Cranberry Roast Beef

A tender beef roast bathed in a sweet-tart cranberry sauce that creates a caramelized glaze while cooking. This festive dish pairs succulent, savory meat with the bright notes of cranberry for a memorable meal that’s surprisingly easy to prepare.
Prep Time 15 minutes
Cook Time 2 hours 45 minutes
Total Time 3 hours
Course Holiday, Main Course
Cuisine American
Servings 8 people

Ingredients
  

  • 3-4 pound beef chuck roast or bottom round roast
  • 2 tablespoons olive oil
  • 1 teaspoon salt
  • 1 teaspoon freshly ground black pepper
  • 2 cups fresh or frozen cranberries no need to thaw if frozen
  • 1/2 cup granulated sugar
  • 1/4 cup brown sugar
  • 1/2 cup water or beef broth
  • 1 orange zested and juiced
  • 2 cloves garlic minced
  • 1 tablespoon Worcestershire sauce
  • 1 teaspoon dried thyme
  • 1 teaspoon dried rosemary
  • 1 medium onion sliced into rings
  • 2 sprigs fresh rosemary optional, for garnish

Instructions
 

  • Preheat your oven to 325°F (165°C). This moderate temperature will slowly cook the beef until tender while allowing the cranberry glaze to develop without burning.
  • Prepare the beef by patting it dry with paper towels. This ensures a better sear and helps the seasonings adhere properly. Tie with kitchen twine if necessary to maintain an even shape.
  • Season the roast generously with salt and pepper, rubbing it into all sides of the meat.
  • Heat olive oil in a large skillet or dutch oven over medium-high heat until shimmering.

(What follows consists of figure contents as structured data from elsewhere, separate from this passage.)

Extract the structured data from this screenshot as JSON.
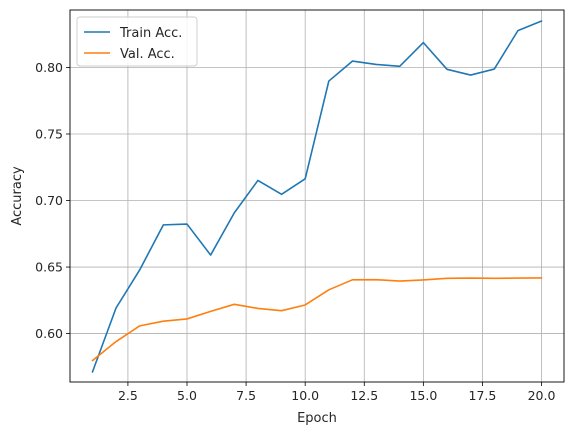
{
  "chart_data": {
    "type": "line",
    "title": "",
    "xlabel": "Epoch",
    "ylabel": "Accuracy",
    "xlim": [
      0.05,
      20.95
    ],
    "ylim": [
      0.5636,
      0.8432
    ],
    "xticks": [
      2.5,
      5.0,
      7.5,
      10.0,
      12.5,
      15.0,
      17.5,
      20.0
    ],
    "xtick_labels": [
      "2.5",
      "5.0",
      "7.5",
      "10.0",
      "12.5",
      "15.0",
      "17.5",
      "20.0"
    ],
    "yticks": [
      0.6,
      0.65,
      0.7,
      0.75,
      0.8
    ],
    "ytick_labels": [
      "0.60",
      "0.65",
      "0.70",
      "0.75",
      "0.80"
    ],
    "grid": true,
    "legend_position": "top-left",
    "x": [
      1,
      2,
      3,
      4,
      5,
      6,
      7,
      8,
      9,
      10,
      11,
      12,
      13,
      14,
      15,
      16,
      17,
      18,
      19,
      20
    ],
    "series": [
      {
        "name": "Train Acc.",
        "color": "#1f77b4",
        "values": [
          0.5711,
          0.6193,
          0.6479,
          0.6817,
          0.6823,
          0.659,
          0.6907,
          0.7151,
          0.7047,
          0.7163,
          0.7898,
          0.8048,
          0.8023,
          0.8009,
          0.8187,
          0.7986,
          0.7943,
          0.7988,
          0.8277,
          0.8349
        ]
      },
      {
        "name": "Val. Acc.",
        "color": "#ff7f0e",
        "values": [
          0.5797,
          0.594,
          0.6058,
          0.6093,
          0.611,
          0.6167,
          0.622,
          0.6189,
          0.6172,
          0.6215,
          0.6329,
          0.6404,
          0.6405,
          0.6395,
          0.6403,
          0.6415,
          0.6417,
          0.6415,
          0.6417,
          0.6418
        ]
      }
    ]
  }
}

Sear the roast on all sides until deeply browned, about 3-4 minutes per side. Transfer to a plate if using a separate roasting pan.
  • Make the cranberry mixture by combining cranberries, granulated sugar, brown sugar, water or broth, orange zest and juice, garlic, Worcestershire sauce, thyme, and rosemary in a bowl. Stir until well combined.
  • Arrange onion rings in the bottom of your roasting pan or dutch oven, then place the seared beef on top.
  • Pour the cranberry mixture over the roast, ensuring some falls around the sides to create a cooking liquid at the bottom of the pan.
  • Cover the roasting pan tightly with foil (or lid if using a dutch oven) and place in the preheated oven.
  • Roast for 2 hours, then remove the foil and continue cooking for an additional 30-45 minutes until the internal temperature reaches 145°F for medium-rare or 160°F for medium.
  • Baste the roast with the pan juices every 15 minutes during the uncovered roasting time to develop a beautiful glaze.
  • Remove from the oven and let rest for 15-20 minutes, lightly covered with foil, before slicing. This allows the juices to redistribute throughout the meat.
  • Slice the roast against the grain into 1/2-inch thick slices and arrange on a serving platter.
  • Skim excess fat from the pan sauce and spoon the cranberry sauce over the sliced meat. Garnish with fresh rosemary sprigs if desired.

Notes

  • For a smoother sauce, blend half the cranberry mixture before pouring over the roast.
  • The roast can be prepared and seared a day ahead, then refrigerated overnight with the cranberry mixture for enhanced flavor.
  • If you prefer a thicker sauce, remove the meat after cooking and simmer the pan juices on the stovetop until reduced to your desired consistency.
  • This recipe works beautifully with venison or pork roast as alternatives to beef.
  • Leftover meat makes excellent sandwiches when thinly sliced and served with some of the cranberry sauce.